This post arose from a comment attached to the post on Na2He and relating to peculiar and rare topological features of the electron density in molecules called non-nuclear attractors. This set me thinking about other molecules that might exhibit this and one of these is shown below.
The topology of the electron density is described by just four basic types, designed formally by the notation [3,-3], [3,-1], [3,1] and [3,3] and more colloquially by the terms nuclear attractor (NNA), line (or bond) critical point, a ring critical point and a cage critical point respectively. Mostly, the nuclear critical points coincide exactly with the actual nuclear positions, but more rarely these points are not found centered at a nucleus. It was such an NNA that was suggested as a comment on the post on Na2He. There I replied that another example of an NNA is to be found in H3+ and so its a short step to take a look at H42+ in a tetrahedral arrangement (DOI: 10.14469/hpc/2165). Since only two electrons are available for bonding, it is tempting to represent it as below, with dashed partial bonds connnecting the six edges of the tetrahedron and is associated with real normal vibrational modes; ν 416, 1490 and 1861 cm-1. A brief search on Scifinder, which appears to reference this species as hydrogen, ion (H42+), does not identify any publications associated with it (there are studies on H41+ however); if any reader here knows of any discussion please alert us!

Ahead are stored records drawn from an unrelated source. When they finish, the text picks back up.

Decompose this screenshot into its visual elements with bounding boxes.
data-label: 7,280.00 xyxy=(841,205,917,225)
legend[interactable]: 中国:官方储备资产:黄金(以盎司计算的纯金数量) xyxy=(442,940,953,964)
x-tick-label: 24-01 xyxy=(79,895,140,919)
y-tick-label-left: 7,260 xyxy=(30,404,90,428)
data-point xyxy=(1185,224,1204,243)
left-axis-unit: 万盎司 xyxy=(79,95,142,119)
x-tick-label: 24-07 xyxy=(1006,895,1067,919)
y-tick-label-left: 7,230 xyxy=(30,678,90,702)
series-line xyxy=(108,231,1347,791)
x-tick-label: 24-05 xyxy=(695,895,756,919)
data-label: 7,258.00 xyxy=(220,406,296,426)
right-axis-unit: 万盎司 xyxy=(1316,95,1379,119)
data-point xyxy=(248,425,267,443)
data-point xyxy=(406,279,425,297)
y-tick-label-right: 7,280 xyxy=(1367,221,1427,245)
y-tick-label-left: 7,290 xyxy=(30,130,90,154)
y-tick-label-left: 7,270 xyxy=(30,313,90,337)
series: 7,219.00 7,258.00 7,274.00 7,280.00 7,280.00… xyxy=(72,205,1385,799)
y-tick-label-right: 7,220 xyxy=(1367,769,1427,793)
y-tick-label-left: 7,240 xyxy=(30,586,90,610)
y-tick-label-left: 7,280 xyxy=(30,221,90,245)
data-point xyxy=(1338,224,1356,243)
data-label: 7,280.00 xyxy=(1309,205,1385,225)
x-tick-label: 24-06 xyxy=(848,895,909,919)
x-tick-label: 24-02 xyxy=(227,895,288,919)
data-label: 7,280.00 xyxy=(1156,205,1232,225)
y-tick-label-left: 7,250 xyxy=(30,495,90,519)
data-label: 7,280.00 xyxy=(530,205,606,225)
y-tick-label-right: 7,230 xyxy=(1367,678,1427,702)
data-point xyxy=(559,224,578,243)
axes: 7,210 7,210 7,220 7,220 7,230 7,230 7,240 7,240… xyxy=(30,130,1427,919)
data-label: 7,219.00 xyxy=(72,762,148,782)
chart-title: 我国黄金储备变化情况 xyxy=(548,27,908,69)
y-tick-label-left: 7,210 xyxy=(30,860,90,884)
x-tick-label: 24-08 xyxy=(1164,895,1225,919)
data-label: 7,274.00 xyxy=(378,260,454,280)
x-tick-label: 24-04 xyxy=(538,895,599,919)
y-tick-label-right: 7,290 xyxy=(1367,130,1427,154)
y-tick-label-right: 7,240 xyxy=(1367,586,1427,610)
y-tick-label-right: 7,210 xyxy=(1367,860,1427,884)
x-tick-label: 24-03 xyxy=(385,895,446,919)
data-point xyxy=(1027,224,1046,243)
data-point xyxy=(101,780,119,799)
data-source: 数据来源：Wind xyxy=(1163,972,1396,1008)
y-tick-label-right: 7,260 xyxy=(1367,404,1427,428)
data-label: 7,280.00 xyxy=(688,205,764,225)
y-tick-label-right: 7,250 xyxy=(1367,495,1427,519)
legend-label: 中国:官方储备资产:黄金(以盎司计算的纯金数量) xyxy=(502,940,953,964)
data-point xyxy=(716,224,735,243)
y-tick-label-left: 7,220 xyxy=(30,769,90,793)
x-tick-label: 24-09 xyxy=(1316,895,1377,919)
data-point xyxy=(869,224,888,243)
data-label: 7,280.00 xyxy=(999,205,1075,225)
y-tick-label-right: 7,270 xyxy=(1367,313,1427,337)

Analysing the density however gives a different result. A NNA is located at the centre of the tetrahedron and a line (bond) critical point connects this to each of the four hydrogen nuclei. This result is similar to the obtained for H3+. It is rather odd that these non-nuclear attractors have not entered into the vocabulary used to describe the bonding in simple molecules, but this picture is certainly different from the more empirical dashed lines between the four nuclei that one is instinctively drawn to use (above).
The ELF analysis (performed using multiWFN) is more interesting. The nuclear basins associated with the hydrogens reveal each has 0.425e, but the central one (green below) has its own basin with 0.301e.
The NICS value associated with the non-nuclear attractor is -27 ppm, which is indicative of strong spherical aromaticity.
All of which goes to show that even the simplest of molecular species may still have properties that are unexpected or certainly not well-known!